On Sun, Jan 25, 2009 at 10:17 AM, Jonathan Cast
<jonathanccast at fastmail.fm>wrote:

> >         Yes.  If you've got a set of terminating computations, and it
> >         has
> >         multiple distinct elements, it generally doesn't *have* a
> >         least element.
> >         The P in CPO stands for Partial.
> >
> >         jcc
> >
> > and this concern does not apply to ()  .
> And?  () behaves in exactly the same fashion as every other Haskell data
> type in existence, and in consequence we're having an extended, not
> entirely coherent, discussion of how wonderful it would be if it was a
> quite inconsistent special case instead?  Why?

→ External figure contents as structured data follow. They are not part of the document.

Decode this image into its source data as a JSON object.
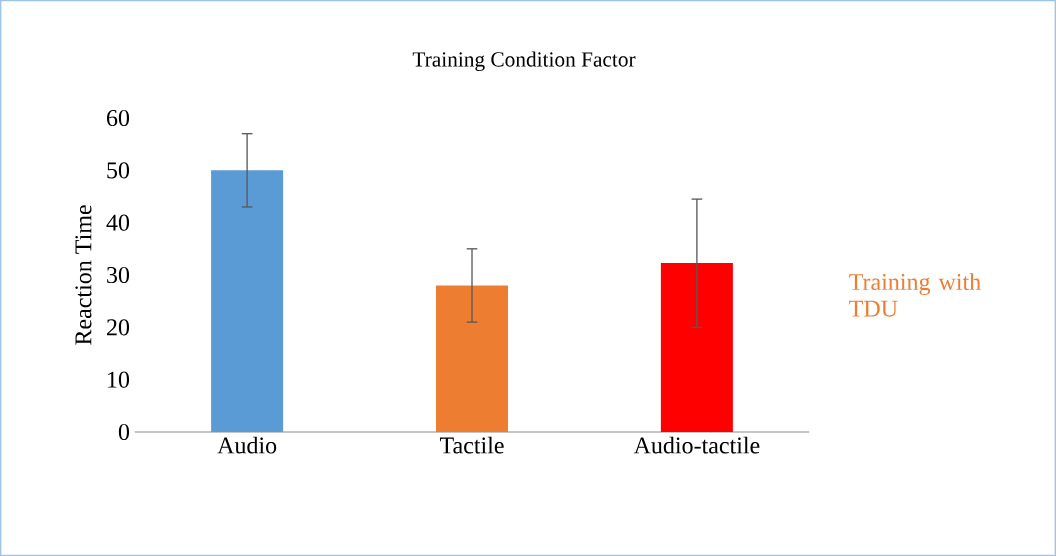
{
  "chart_data": {
    "type": "bar",
    "title": "Training Condition Factor",
    "ylabel": "Reaction Time",
    "categories": [
      "Audio",
      "Tactile",
      "Audio-tactile"
    ],
    "series": [
      {
        "color": "#5b9bd5",
        "values": [
          50,
          null,
          null
        ],
        "errors": [
          7,
          null,
          null
        ]
      },
      {
        "name": "Training with TDU",
        "color": "#ed7d31",
        "values": [
          null,
          28,
          null
        ],
        "errors": [
          null,
          7,
          null
        ]
      },
      {
        "color": "#ff0000",
        "values": [
          null,
          null,
          32.3
        ],
        "errors": [
          null,
          null,
          [
            20,
            44.5
          ]
        ]
      }
    ],
    "ylim": [
      0,
      60
    ],
    "yticks": [
      0,
      10,
      20,
      30,
      40,
      50,
      60
    ],
    "legend": "right"
  }
}
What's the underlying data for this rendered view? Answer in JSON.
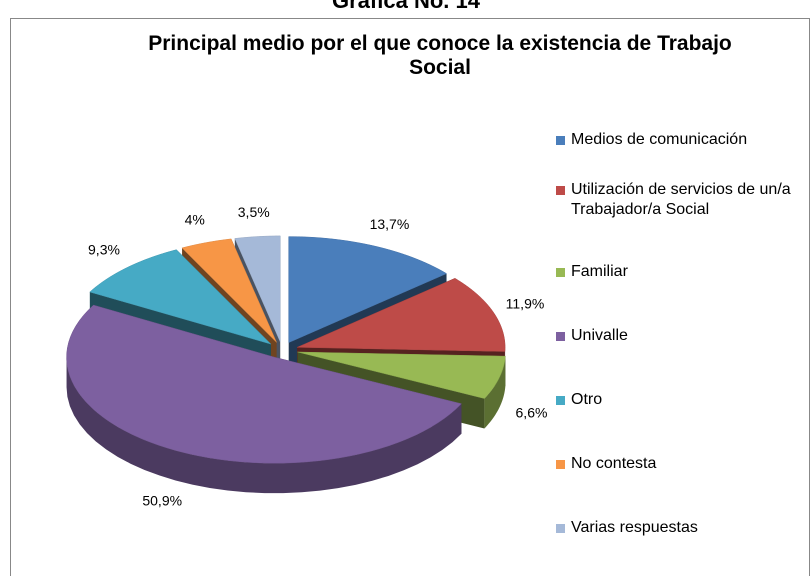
{
  "header": "Gráfica No. 14",
  "chart_data": {
    "type": "pie3d",
    "title": "Principal medio por el que conoce la existencia de Trabajo Social",
    "categories": [
      "Medios de comunicación",
      "Utilización de servicios de un/a Trabajador/a Social",
      "Familiar",
      "Univalle",
      "Otro",
      "No contesta",
      "Varias respuestas"
    ],
    "values": [
      13.7,
      11.9,
      6.6,
      50.9,
      9.3,
      4,
      3.5
    ],
    "value_labels": [
      "13,7%",
      "11,9%",
      "6,6%",
      "50,9%",
      "9,3%",
      "4%",
      "3,5%"
    ],
    "colors": [
      "#4a7ebb",
      "#be4b48",
      "#98b954",
      "#7d60a0",
      "#46aac5",
      "#f79646",
      "#a5b9d8"
    ],
    "legend": "right"
  }
}
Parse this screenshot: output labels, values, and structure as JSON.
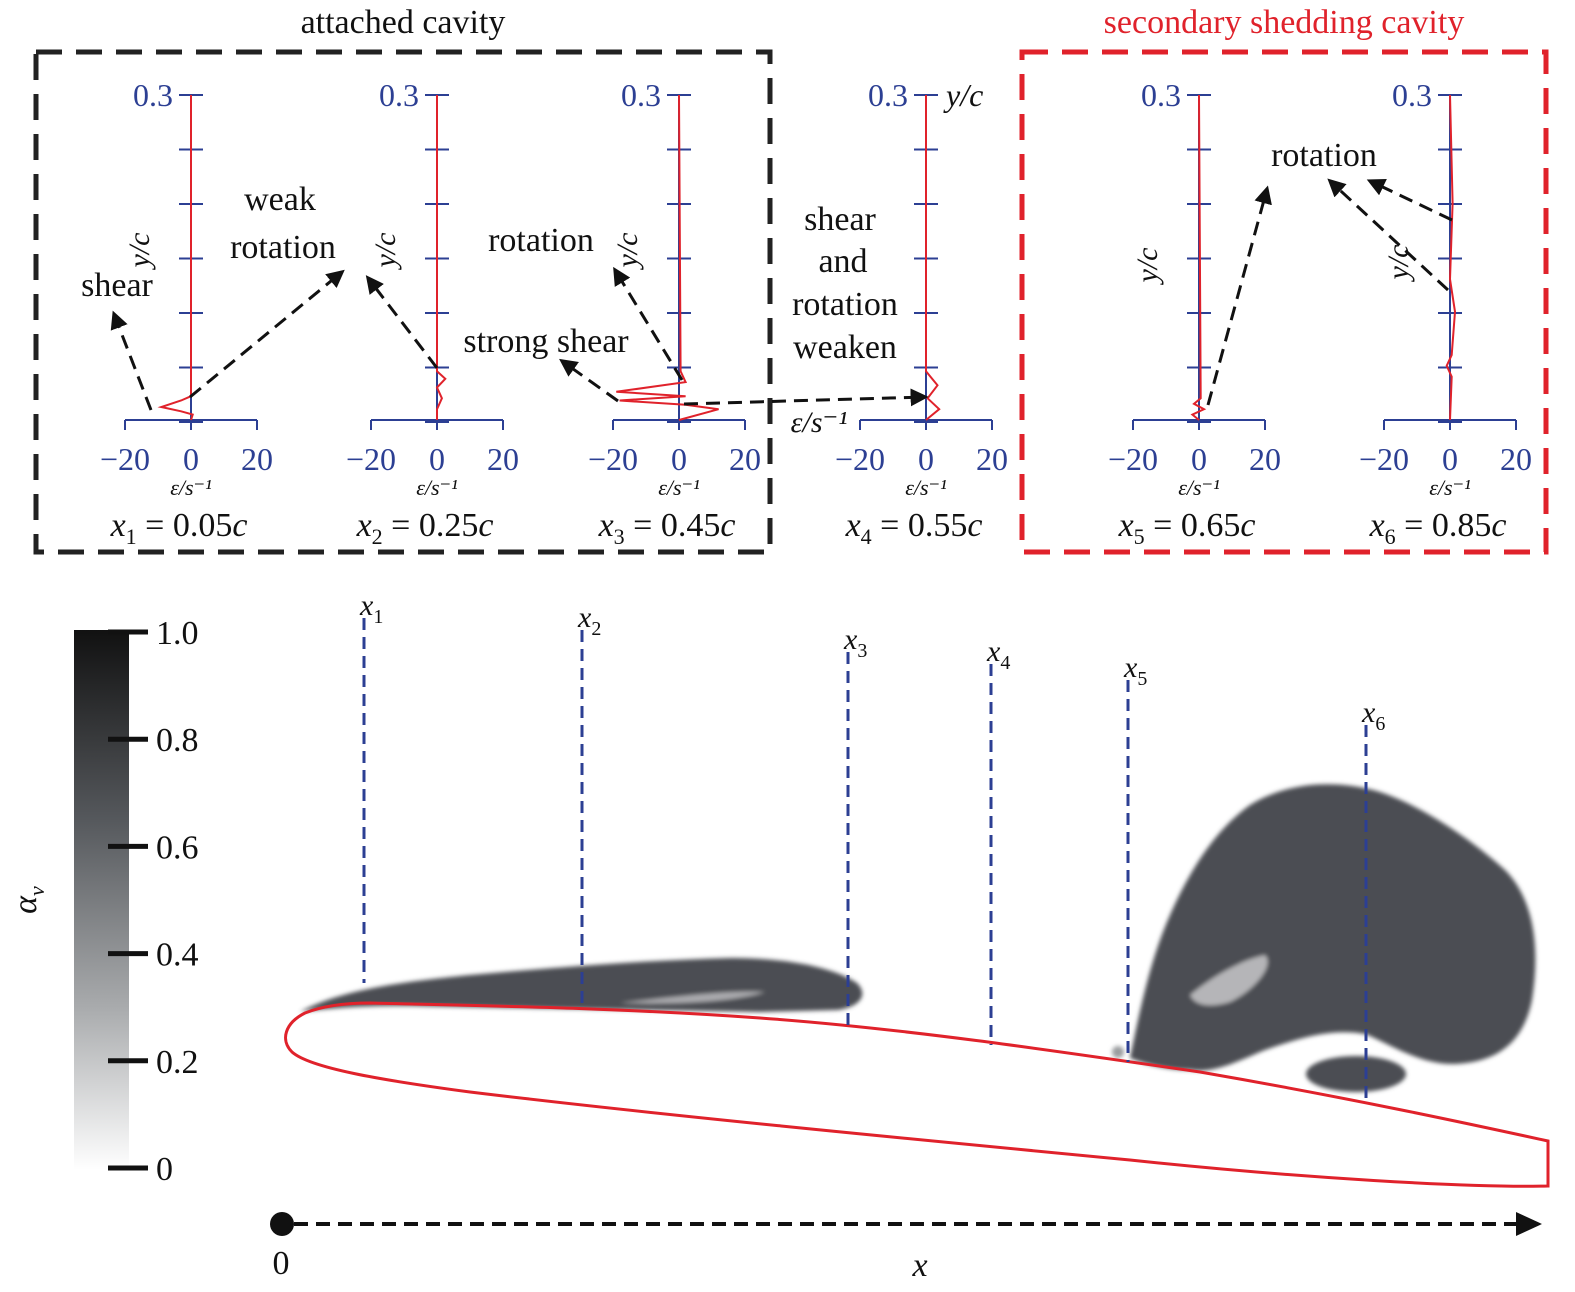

I think the discussion is not about adding an inconsistent special case, but
about theories in which a bottomless () *is* consistent.

The denotational meaning of a program is nothing more than a meaning
function applied to its syntax.  In this discussion, we are simply toying
with the meaning functions which remain faithful to our intuition about what
a program "should" do, while giving slightly different answers on the edge
cases, to see if it is more or less beautiful/consistent/useful.

This discussion is in the same vein as discussions about what Haskell looks
like if you remove seq, or if all one-constructor data types are unlifted --
both of those clean up the semantics considerably.  What if this does too,
and we just don't see how?  We're trying to see.